Honestly, both observations are correct, but I think it is somewhat blind not to acknowledge how Management (who controls compensation) views the current situation of wholesaler activities versus firm-wide results.
First, look at the ongoing trend in wholesaler comp. It has consistently gone down over the years for a variety of justifiable reasons (margin compression, cost of doing business, etc.). Second, Management is quickly trying to figure out a way to create a compensation structure that drives the specific activities they want you to focus on. This will ultimately mean that your total compensation derived from commissions will get smaller, and your bonus component will increase. And, this trend will continue for many years. Also, if you do not currently have a bonus component, you almost certainly will by 2021.
Usually, the biggest mistake that asset management firms make when dealing with compensation is that they do not engage the sales team in an effort to learn what is the reality in the field. They decide that net sales are an essential metric, so they introduce a new “net” component into the bonus structure. But they never ask the question, “Can a wholesaler really control redemptions?” Which, by the way, is a very valid question. What if the Portfolio Manager is having a tough run? What if the client needed the money? Let’s face it, if the product performed well (which wholesalers do not control), then redemptions would most likely be minimal. So, having these conversations and being transparent throughout the process is the only way to do it. The worst mistake a management team can make is to introduce a compensation plan without wholesaler input. While Management can disagree with the input, and even override it, they still need to involve the wholesalers in the conversation. That’s what creates loyalty and a strong corporate culture. Almost every firm I have talked with is currently trying to reconfigure their compensation plan and, for the most part, their sales folks are being kept in the dark. This dynamic causes an unsettling, combative culture of “us versus them.” How difficult is it for a firm to set-up a compensation committee where they can have an open dialog on matching firm priorities to wholesaler activities?

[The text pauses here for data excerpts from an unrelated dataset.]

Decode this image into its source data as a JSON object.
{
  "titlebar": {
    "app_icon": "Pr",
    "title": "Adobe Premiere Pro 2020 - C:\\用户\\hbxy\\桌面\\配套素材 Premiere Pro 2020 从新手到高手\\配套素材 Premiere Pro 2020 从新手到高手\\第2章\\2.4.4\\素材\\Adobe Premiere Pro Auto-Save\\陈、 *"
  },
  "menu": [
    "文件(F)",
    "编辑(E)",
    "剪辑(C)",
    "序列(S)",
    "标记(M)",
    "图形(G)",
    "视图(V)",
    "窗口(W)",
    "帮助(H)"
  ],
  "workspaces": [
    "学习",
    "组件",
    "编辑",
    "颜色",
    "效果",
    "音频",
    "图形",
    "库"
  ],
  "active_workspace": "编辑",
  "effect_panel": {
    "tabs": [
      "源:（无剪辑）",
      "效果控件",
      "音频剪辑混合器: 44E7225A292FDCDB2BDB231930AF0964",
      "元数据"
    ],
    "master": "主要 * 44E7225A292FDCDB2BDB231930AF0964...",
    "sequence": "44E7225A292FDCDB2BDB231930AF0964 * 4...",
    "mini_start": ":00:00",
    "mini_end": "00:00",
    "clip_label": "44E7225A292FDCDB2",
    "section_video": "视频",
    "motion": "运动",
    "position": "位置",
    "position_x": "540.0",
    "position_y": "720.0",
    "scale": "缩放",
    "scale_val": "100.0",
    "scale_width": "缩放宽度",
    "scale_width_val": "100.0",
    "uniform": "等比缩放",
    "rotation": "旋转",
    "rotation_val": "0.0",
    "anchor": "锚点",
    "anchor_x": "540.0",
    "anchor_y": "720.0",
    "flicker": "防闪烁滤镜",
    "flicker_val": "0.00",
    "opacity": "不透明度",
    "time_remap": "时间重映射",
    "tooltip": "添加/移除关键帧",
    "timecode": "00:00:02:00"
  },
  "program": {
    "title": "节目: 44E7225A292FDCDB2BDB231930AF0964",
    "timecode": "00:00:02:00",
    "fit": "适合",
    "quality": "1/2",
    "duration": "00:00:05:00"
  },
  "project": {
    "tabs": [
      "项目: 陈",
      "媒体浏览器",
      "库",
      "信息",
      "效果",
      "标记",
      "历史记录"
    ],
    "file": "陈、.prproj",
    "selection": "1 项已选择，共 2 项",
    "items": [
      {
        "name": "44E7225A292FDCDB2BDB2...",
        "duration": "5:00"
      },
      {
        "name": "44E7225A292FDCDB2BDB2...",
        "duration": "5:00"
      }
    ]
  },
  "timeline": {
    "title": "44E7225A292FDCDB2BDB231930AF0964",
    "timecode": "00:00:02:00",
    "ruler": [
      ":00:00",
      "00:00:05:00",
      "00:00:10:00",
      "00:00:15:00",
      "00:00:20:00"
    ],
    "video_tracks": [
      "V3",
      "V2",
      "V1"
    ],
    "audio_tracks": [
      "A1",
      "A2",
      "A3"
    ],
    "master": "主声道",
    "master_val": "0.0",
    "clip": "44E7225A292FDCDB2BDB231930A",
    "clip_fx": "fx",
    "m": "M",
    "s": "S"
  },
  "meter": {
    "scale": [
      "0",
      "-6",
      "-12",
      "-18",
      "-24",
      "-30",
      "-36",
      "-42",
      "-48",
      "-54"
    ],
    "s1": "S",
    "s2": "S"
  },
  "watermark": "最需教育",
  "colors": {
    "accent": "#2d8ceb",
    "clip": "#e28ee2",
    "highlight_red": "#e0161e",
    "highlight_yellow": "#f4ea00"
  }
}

Conversely, wholesalers need to sometimes take off their “sales hat” and put on a “management hat.” Pretend it was your firm and ask how you would run the business. Salespeople tend to live in very siloed spaces…and for a good reason, given they are usually on their own with very little interaction with the entire firm. If you (the wholesaler) were running a firm, what would your priorities be? How would you try to drive these priorities? Take a step back and ask yourself, what changes would you make if you were CEO of this organization, knowing your goal is to maximize profits? What if your compensation was based on the overall profitability of the organization? This would probably cause a different mindset in how you approach the compensation components along with the underlying conversations.
Lastly, the wholesaler role is vital to any organization that places a priority on raising and retaining assets. I have always valued the role and believe it takes an exceptional skill set to do it effectively year in and year out. This role will never go away, but it will only reward the very best as the required activities continue to evolve, along with the pool getting smaller.